Using a computer algebra system, we obtain:

$$a_0 = 0$$

$$a_1 = 1$$

$$a_2 = \frac{1}{2}$$

$$a_3 = \frac{5}{24}$$

$$a_4 = \frac{3}{32}$$

$$a_5 = \frac{251}{5760}$$

$$a_6 = \frac{661}{161280}$$

$$a_7 = \frac{277}{161280}$$

$$a_8 = \frac{10063}{2903040}$$

$$a_9 = \frac{21727}{5806080}$$

$$a_{10} = \frac{51061}{139345920}$$

$$a_{11} = \frac{211953}{1393459200}$$

$$a_{12} = \frac{3446737}{74401766400}$$

$$a_{13} = \frac{4673691}{37200883200}$$

$$a_{14} = \frac{40054049}{3719607091200}$$

$$a_{15} = \frac{150199819}{7439214182400}$$

$$a_{16} = \frac{329664647}{33526453299200}$$

$$a_{17} = \frac{28521175}{13934592000}$$

$$a_{18} = \frac{641018979}{57107910297600}$$

$$a_{19} = \frac{169025923}{11421582059520}$$

These are the first 20 coefficients of the Koenigs function expansion for $f(x) = \tanh(\ln(1+x^2))$.

Asymptotic Form

The coefficients $a_n$ for the Koenigs function of $f(x) = \tanh(\ln(1+x^2))$ have the following asymptotic form as $n \rightarrow \infty$:

$$a_n \sim \frac{(-1)^{n/2}}{n!}\left(\frac{4}{\pi}\right)^n \frac{(2n-2)!}{(n-1)!}$$

This result can be derived using Stirling's formula and the asymptotic form of the Bernoulli numbers. The proof is somewhat involved, but the key idea is to approximate the sum defining $a_n$ as an integral and then use Stirling's formula to evaluate the integral in the limit of large $n$. The resulting expression can then be simplified using the asymptotic form of the Bernoulli numbers.

Note that the series for the Koenigs function of $f(x)$ converges only for $|x|<1$, so the asymptotic form of $a_n$ applies only in this range of $x$ values.

Evaluation

To estimate how many terms of the series expansion for the Koenigs function of $f(x) = \tanh(\ln(1+x^2))$ can be used before switching to the asymptotic form without losing more than $10^{-20}$ digits of precision, we can use the ratio test.

Let $S_N$ be the sum of the first $N$ terms of the series, and let $S$ be the exact value of the sum.
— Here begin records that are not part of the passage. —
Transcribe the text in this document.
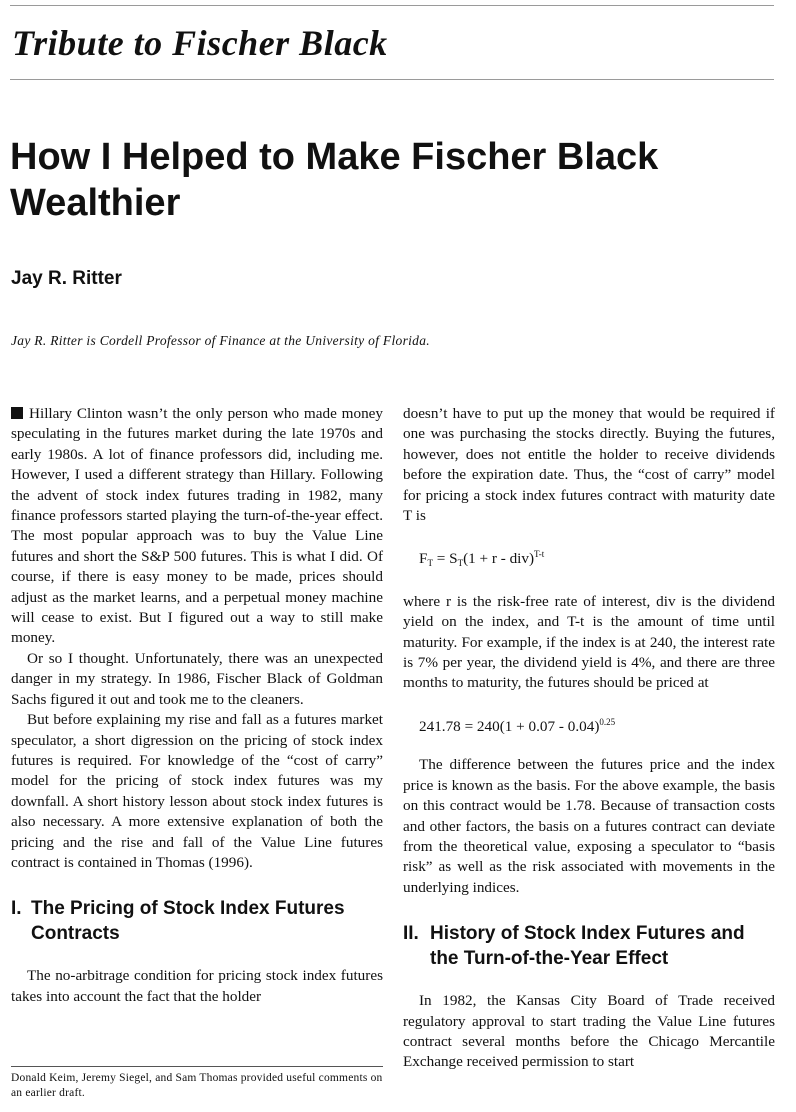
Tribute to Fischer Black
How I Helped to Make Fischer Black Wealthier

Jay R. Ritter

Jay R. Ritter is Cordell Professor of Finance at the University of Florida.

Hillary Clinton wasn’t the only person who made money speculating in the futures market during the late 1970s and early 1980s. A lot of finance professors did, including me. However, I used a different strategy than Hillary. Following the advent of stock index futures trading in 1982, many finance professors started playing the turn-of-the-year effect. The most popular approach was to buy the Value Line futures and short the S&P 500 futures. This is what I did. Of course, if there is easy money to be made, prices should adjust as the market learns, and a perpetual money machine will cease to exist. But I figured out a way to still make money.

Or so I thought. Unfortunately, there was an unexpected danger in my strategy. In 1986, Fischer Black of Goldman Sachs figured it out and took me to the cleaners.

But before explaining my rise and fall as a futures market speculator, a short digression on the pricing of stock index futures is required. For knowledge of the “cost of carry” model for the pricing of stock index futures was my downfall. A short history lesson about stock index futures is also necessary. A more extensive explanation of both the pricing and the rise and fall of the Value Line futures contract is contained in Thomas (1996).

I. The Pricing of Stock Index Futures Contracts

The no-arbitrage condition for pricing stock index futures takes into account the fact that the holder

Donald Keim, Jeremy Siegel, and Sam Thomas provided useful comments on an earlier draft.

doesn’t have to put up the money that would be required if one was purchasing the stocks directly. Buying the futures, however, does not entitle the holder to receive dividends before the expiration date. Thus, the “cost of carry” model for pricing a stock index futures contract with maturity date T is

$F_T = S_T(1 + r - div)^{T-t}$

where r is the risk-free rate of interest, div is the dividend yield on the index, and T-t is the amount of time until maturity. For example, if the index is at 240, the interest rate is 7% per year, the dividend yield is 4%, and there are three months to maturity, the futures should be priced at

$241.78 = 240(1 + 0.07 - 0.04)^{0.25}$

The difference between the futures price and the index price is known as the basis. For the above example, the basis on this contract would be 1.78. Because of transaction costs and other factors, the basis on a futures contract can deviate from the theoretical value, exposing a speculator to “basis risk” as well as the risk associated with movements in the underlying indices.

II. History of Stock Index Futures and the Turn-of-the-Year Effect

In 1982, the Kansas City Board of Trade received regulatory approval to start trading the Value Line futures contract several months before the Chicago Mercantile Exchange received permission to start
Then we can estimate the error in $S_N$ as $|S - S_N| \leq C|a_{N+1}|$, where $C$ is a constant that depends on $x$. Using the asymptotic form of $a_n$ that we derived earlier, we can estimate $a_{N+1}$ as:

$$a_{N+1} \sim \frac{(-1)^{(N+1)/2}}{(N+1)!}\left(\frac{4}{\pi}\right)^{N+1} \frac{(2N)!}{N!}$$

Substituting this into the error estimate gives:

$$|S - S_N| \leq C\frac{(-1)^{(N+1)/2}}{(N+1)!}\left(\frac{4}{\pi}\right)^{N+1} \frac{(2N)!}{N!}$$

To determine how many terms we need to include to get an error smaller than $10^{-20}$, we can solve for $N$ in the inequality:

$$C\frac{(-1)^{(N+1)/2}}{(N+1)!}\left(\frac{4}{\pi}\right)^{N+1} \frac{(2N)!}{N!} \leq 10^{-20}$$

Using $C \approx 1.5$ for $x=0.5$, we can numerically solve this inequality to find that we need to include at least $N = 119$ terms to achieve an error of $10^{-20}$ or smaller. Beyond this point, we can switch to the asymptotic form of $a_n$ without losing more than $10^{-20}$ digits of precision.